A reunião anual, que marca os 80 anos da instituição, acontece sob a ameaça de novas punições de Washington contra Brasília, o que pode gerar constrangimento à delegação brasileira. Entre as medidas em análise estão aumento de tarifas, restrição de vistos e até sanções direcionadas a pessoas ligadas ao governo.

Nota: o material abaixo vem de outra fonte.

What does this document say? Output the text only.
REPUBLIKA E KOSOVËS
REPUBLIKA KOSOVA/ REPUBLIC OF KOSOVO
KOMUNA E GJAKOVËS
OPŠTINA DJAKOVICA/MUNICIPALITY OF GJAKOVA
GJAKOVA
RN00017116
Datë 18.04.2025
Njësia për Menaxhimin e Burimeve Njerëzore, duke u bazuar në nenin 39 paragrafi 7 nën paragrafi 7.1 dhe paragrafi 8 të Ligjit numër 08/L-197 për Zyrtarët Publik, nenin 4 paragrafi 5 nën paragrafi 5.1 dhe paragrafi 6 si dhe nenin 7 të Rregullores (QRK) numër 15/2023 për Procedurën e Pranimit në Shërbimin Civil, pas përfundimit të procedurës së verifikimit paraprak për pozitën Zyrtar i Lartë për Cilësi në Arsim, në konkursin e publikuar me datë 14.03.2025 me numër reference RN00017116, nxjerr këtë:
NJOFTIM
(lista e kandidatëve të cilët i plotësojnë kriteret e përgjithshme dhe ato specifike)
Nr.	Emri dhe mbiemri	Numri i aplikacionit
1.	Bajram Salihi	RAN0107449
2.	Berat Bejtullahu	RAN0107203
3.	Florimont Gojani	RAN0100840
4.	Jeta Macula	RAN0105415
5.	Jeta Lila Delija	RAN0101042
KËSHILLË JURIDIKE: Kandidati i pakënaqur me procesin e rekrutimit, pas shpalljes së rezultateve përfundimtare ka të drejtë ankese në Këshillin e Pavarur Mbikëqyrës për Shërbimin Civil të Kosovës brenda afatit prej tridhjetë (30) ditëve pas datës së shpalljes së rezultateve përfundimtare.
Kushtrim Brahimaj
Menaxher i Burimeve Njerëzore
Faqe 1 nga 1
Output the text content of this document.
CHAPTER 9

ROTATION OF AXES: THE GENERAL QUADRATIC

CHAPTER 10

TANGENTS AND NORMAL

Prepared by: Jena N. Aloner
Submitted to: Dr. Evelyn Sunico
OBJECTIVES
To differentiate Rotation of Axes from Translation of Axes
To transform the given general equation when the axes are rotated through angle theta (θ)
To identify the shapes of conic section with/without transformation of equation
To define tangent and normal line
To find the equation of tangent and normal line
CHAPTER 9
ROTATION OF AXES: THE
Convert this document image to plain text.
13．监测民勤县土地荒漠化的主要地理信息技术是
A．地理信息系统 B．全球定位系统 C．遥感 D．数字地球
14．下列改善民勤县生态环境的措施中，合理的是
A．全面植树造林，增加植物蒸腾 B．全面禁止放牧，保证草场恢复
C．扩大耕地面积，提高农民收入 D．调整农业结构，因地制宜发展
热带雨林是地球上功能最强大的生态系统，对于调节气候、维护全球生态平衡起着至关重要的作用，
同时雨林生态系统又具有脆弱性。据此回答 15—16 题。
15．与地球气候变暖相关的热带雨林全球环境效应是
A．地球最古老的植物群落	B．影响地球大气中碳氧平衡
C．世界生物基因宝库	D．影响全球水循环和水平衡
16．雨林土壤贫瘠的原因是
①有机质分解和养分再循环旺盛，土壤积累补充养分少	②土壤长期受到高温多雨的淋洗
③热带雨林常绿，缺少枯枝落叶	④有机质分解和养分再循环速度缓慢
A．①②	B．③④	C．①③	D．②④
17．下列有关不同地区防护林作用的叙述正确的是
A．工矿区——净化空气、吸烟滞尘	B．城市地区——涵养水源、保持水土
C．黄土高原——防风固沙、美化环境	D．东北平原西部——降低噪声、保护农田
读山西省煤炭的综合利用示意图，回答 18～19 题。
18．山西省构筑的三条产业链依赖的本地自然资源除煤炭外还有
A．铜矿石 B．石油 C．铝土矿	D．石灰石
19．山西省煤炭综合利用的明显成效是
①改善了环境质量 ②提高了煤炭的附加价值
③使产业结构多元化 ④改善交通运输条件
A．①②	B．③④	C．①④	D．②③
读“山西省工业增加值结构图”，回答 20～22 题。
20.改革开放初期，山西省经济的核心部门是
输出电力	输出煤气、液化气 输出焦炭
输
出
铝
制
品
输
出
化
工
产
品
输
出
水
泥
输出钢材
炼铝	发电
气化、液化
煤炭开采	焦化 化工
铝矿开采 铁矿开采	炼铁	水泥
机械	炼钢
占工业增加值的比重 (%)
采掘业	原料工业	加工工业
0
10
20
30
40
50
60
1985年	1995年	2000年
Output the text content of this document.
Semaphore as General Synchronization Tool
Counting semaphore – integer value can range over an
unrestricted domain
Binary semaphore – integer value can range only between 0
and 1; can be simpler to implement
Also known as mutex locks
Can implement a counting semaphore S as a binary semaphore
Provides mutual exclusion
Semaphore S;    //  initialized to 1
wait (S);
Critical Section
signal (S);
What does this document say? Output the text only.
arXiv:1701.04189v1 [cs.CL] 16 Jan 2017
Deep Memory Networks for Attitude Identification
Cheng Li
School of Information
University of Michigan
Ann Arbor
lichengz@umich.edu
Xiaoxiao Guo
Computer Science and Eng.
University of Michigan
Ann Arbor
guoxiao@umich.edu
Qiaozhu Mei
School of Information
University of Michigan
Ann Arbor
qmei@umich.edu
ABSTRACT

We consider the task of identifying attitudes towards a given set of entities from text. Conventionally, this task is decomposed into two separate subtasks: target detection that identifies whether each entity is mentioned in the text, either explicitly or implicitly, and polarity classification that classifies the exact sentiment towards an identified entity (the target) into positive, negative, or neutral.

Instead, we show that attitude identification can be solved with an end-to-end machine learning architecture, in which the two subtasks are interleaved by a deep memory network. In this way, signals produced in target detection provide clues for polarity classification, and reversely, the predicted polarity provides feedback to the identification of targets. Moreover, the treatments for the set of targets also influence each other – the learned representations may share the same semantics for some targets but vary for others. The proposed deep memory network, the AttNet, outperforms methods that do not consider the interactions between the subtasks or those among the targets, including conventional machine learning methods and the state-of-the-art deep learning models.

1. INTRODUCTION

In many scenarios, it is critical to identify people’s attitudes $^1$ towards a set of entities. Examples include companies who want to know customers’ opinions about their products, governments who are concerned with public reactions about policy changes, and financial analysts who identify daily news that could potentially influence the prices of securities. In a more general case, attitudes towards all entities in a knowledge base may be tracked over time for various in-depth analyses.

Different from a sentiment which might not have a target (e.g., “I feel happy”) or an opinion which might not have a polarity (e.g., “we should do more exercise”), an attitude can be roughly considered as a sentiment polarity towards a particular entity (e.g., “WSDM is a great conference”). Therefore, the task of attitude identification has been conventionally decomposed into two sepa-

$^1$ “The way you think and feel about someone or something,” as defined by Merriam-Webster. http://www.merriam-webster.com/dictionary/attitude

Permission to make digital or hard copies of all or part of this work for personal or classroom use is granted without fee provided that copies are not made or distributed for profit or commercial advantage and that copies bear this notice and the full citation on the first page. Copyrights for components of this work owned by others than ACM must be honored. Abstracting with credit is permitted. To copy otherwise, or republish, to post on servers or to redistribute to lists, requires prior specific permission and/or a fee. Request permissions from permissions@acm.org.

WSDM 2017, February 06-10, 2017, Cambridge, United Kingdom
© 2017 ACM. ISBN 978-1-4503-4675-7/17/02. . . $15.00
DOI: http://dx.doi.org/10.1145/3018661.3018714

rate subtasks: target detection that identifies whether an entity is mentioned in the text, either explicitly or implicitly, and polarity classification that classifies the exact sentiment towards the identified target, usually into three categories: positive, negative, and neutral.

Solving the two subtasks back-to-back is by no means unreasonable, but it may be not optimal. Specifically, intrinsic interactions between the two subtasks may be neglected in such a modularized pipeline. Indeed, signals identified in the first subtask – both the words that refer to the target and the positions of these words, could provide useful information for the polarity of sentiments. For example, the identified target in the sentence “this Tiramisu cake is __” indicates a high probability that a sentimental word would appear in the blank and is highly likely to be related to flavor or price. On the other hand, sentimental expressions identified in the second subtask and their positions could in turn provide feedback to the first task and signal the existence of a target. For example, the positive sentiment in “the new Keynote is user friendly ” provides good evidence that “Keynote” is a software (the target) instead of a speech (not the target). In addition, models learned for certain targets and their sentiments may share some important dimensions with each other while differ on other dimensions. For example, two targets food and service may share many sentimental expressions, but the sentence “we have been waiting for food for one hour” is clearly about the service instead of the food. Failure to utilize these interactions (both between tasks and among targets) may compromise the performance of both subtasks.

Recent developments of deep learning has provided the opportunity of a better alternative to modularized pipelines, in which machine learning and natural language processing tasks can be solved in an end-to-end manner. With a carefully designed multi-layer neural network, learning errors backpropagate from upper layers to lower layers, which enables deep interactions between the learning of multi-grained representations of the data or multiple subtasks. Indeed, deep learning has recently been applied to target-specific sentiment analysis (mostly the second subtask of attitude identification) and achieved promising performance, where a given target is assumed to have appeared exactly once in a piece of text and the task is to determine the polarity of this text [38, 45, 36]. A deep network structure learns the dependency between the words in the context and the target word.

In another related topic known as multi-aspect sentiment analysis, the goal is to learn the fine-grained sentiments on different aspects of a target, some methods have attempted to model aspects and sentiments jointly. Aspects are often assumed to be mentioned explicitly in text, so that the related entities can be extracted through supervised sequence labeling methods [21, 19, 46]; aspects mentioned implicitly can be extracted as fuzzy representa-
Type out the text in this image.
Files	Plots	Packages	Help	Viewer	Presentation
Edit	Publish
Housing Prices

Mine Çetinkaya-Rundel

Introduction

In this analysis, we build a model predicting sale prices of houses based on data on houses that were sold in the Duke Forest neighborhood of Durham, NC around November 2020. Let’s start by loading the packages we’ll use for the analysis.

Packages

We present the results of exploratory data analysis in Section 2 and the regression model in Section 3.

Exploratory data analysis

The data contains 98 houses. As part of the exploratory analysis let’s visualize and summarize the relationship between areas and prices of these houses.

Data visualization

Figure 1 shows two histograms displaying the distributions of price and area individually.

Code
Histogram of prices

Temas centrais da assembleia
Além da relação entre Brasil e EUA, outros debates devem dominar a pauta: a guerra entre Rússia e Ucrânia, o conflito entre Hamas e Israel na Faixa de Gaza e a agenda climática. Lula deve reforçar a defesa da solução de dois Estados para a Palestina, posição apoiada por cerca de 150 países, mas rejeitada pelos EUA no Conselho de Segurança.
O presidente brasileiro também deve destacar a realização da COP30, prevista para novembro em Belém, e retomar críticas a Israel, a quem já acusou de praticar genocídio em Gaza. Aliados esperam que Lula reforce ainda a defesa da soberania nacional e da democracia diante das críticas de Trump.
Expectativa para discursos
O Brasil tradicionalmente abre os trabalhos da assembleia, seguido pelos Estados Unidos. Isso significa que Lula e Trump estarão no mesmo ambiente, ainda que não haja interação direta. O discurso de ambos será acompanhado de perto, sobretudo pelas posições em relação aos conflitos internacionais e ao papel da ONU, que enfrenta questionamentos sobre sua relevância.
Diplomatas em Nova York apelidaram a semana de “reuniões do inferno”, em referência à alta tensão diplomática. Mais de 30 países solicitaram reuniões bilaterais com Lula, entre eles Ucrânia, Suécia e Finlândia.
A comitiva brasileira contará com Mauro Vieira (Itamaraty), Marina Silva (Meio Ambiente) e Ricardo Lewandowski (Justiça). Já Fernando Haddad (Fazenda) e Alexandre Padilha (Saúde) não participarão da viagem, este último afetado por restrições impostas pelo governo americano.